Inflatables Create In-Person, Verbal, Print and Digital Buzz
When marketing a new product, what would turn people's heads as they were walking by? A 20-foot tall washer/dryer pair just might do it. How about a 15-foot high wine bottle or a 25-foot tall bag of dishwasher detergent? All are distinctive enough to capture attention right on the spot. These people magnets work equally well on adults and kids, so you get a broad spectrum of age groups. What's more, inflatables attract the press like flies to honey.
Taking a picture of a crowd of people is one thing. Publishing a picture of a crowd of people looking intently at a 10-foot tall shrimp wearing a hula skirt is another thing entirely!
But, the curiosity generation doesn't stop there. In addition to still photos, inflatables have a nifty habit of winding up on YouTube and other video-sharing websites. Video camera-toting individuals capture everything from Tweety Bird's rear end sticking out of a billboard in Times Square to an inflatable Hulk that appears at movie premieres. Do you hear the buzz getting louder?

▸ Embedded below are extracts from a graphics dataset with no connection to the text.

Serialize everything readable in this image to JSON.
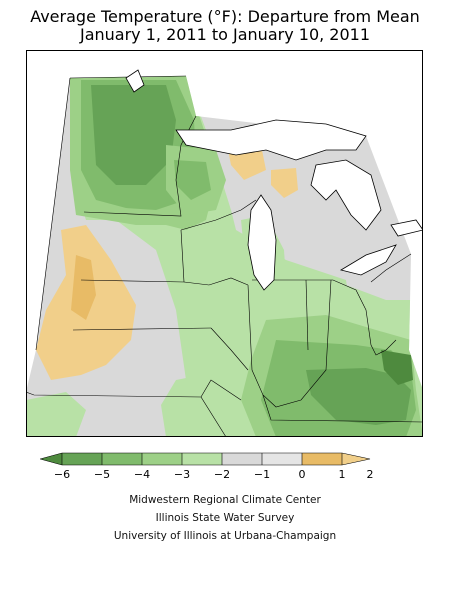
{
  "title_line1": "Average Temperature (°F): Departure from Mean",
  "title_line2": "January 1, 2011 to January 10, 2011",
  "legend": {
    "ticks": [
      "−6",
      "−5",
      "−4",
      "−3",
      "−2",
      "−1",
      "0",
      "1",
      "2"
    ],
    "colors": {
      "lt_-5": "#4e8a3e",
      "-5_-4": "#66a356",
      "-4_-3": "#80bb6c",
      "-3_-2": "#9dd087",
      "-2_-1": "#b8e1a6",
      "-1_0": "#d9d9d9",
      "0_1": "#e5e5e5",
      "1_2": "#e8bb66",
      "gt_2": "#f1cf8a"
    }
  },
  "credits": [
    "Midwestern Regional Climate Center",
    "Illinois State Water Survey",
    "University of Illinois at Urbana-Champaign"
  ]
}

Their color, size and sheer attention-grabbing capacity give any new product launch distinctiveness by association. Even if the product itself isn't something innovative or unique, marketing a new product using inflatables can lend some ingeniousness to the campaign as a whole.
Making plans now to create a little buzz for your next new product launch? Consider carefully. When you weigh the cost against the impact and the potential for buzz in its most desirable forms, inflatables get the job done every time.